Madrid — El Partido Popular ha lanzado una dura ofensiva política este jueves tras las últimas revelaciones del sumario del caso Leire. La formación de la oposición ha reclamado de forma inmediata la dimisión del ministro del Interior, Fernando Grande-Marlaska, y de la directora de la Guardia Civil, Mercedes González, tras conocerse que existía una relación previa entre esta última y la exmilitante socialista antes de su nombramiento.
Durante una rueda de prensa, la vicesecretaria de Coordinación Territorial del PP, Alma Ezcurra, ha sido la encargada de fijar la postura del partido, asegurando que la directora de la Guardia Civil «está tardando en marcharse» por presuntamente «intentar laminar» a sus propios compañeros. Las críticas de Ezcurra también se han dirigido con dureza hacia el titular de Interior, de quien afirmó que «ha convertido su departamento en el epicentro de la cloaca».
«Delincuencia de Estado» y críticas a la defensa de Marlaska
La reacción del PP llega en respuesta a las palabras del ministro Marlaska, quien previamente había defendido la «plena honestidad» de Mercedes González, desmarcándose de cualquier tipo de injerencia institucional al asegurar que no tiene «ningún conocimiento de ninguna intromisión» de los mandos de la Guardia Civil sobre los agentes de la Unidad Central Operativa (UCO).
«Me parece muy triste que alguien que un día fue juez hoy esté avalando ataques tan brutales contra investigaciones judiciales», ha replicado con severidad Ezcurra.
Para la dirigente popular, el escenario actual sobrepasa los límites tolerables, llegando a calificar la situación como «delincuencia de Estado». Según el PP, se está utilizando la maquinaria estatal para atacar a los contrapoderes democráticos y «perseguir al que estorba» con el único fin de frenar las investigaciones sobre el entorno personal del presidente del Gobierno. En este sentido, Ezcurra ha advertido que el tiempo de las «dimisiones selectivas» ha terminado: «Tienen que irse todos», sentenció, apuntando en última instancia al propio Pedro Sánchez.

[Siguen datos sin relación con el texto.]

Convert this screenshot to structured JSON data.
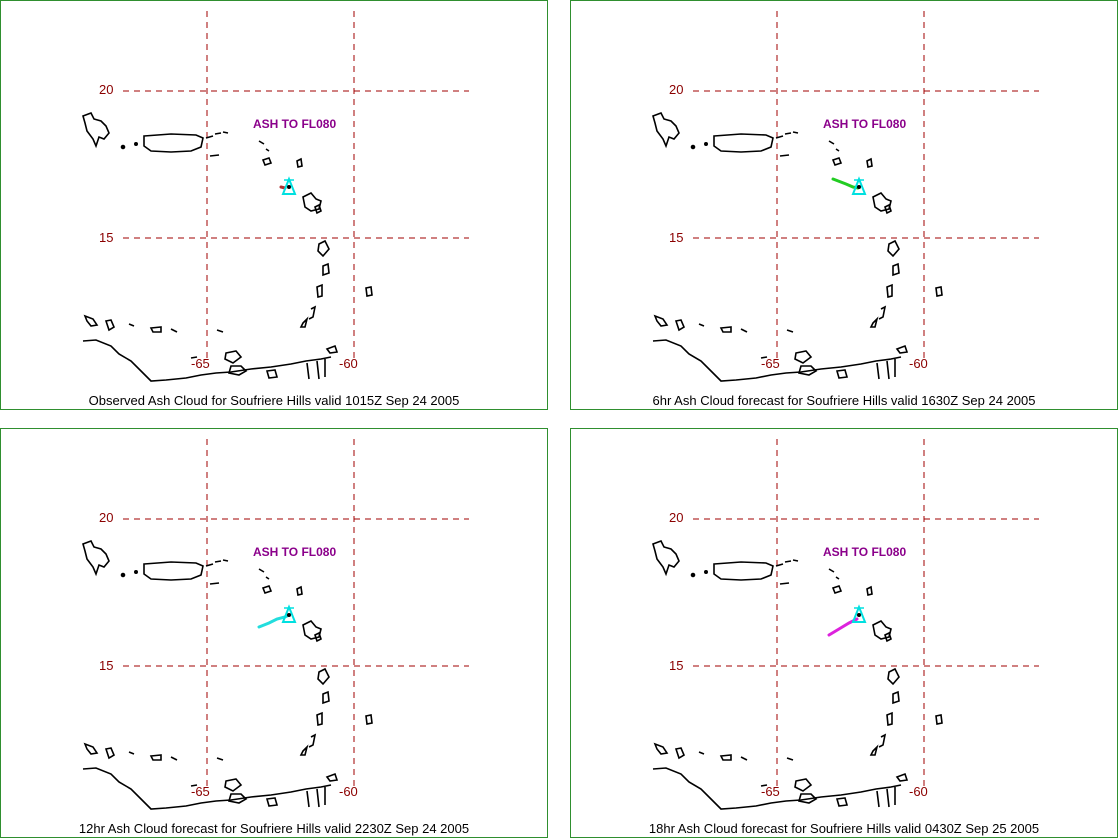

Presión al PNV tras los registros en Tubos Reunidos
El foco de la comparecencia también se ha extendido hacia el País Vasco y los socios de investidura del Ejecutivo. Ezcurra se ha pronunciado sobre el reciente registro efectuado por la UCO en la sede de la empresa Tubos Reunidos en Bilbao y en su factoría de Amurrio, una operación vinculada a una pieza secreta dirigida por el juez de la Audiencia Nacional, Santiago Pedraz.
El PP considera que este movimiento judicial obliga al Partido Nacionalista Vasco (PNV) a posicionarse de manera inequívoca:
- Explicaciones exigidas: Los populares reclaman que el PNV explique a la ciudadanía qué medidas va a tomar ahora que «uno de sus buques insignia se ve manchado por la corrupción» del caso Leire.
- El dilema de la moción de censura: Ezcurra ha trasladado la presión de una hipotética moción de censura a los socios de la coalición, señalando que son ellos quienes deben decidir «si están con o contra la corrupción».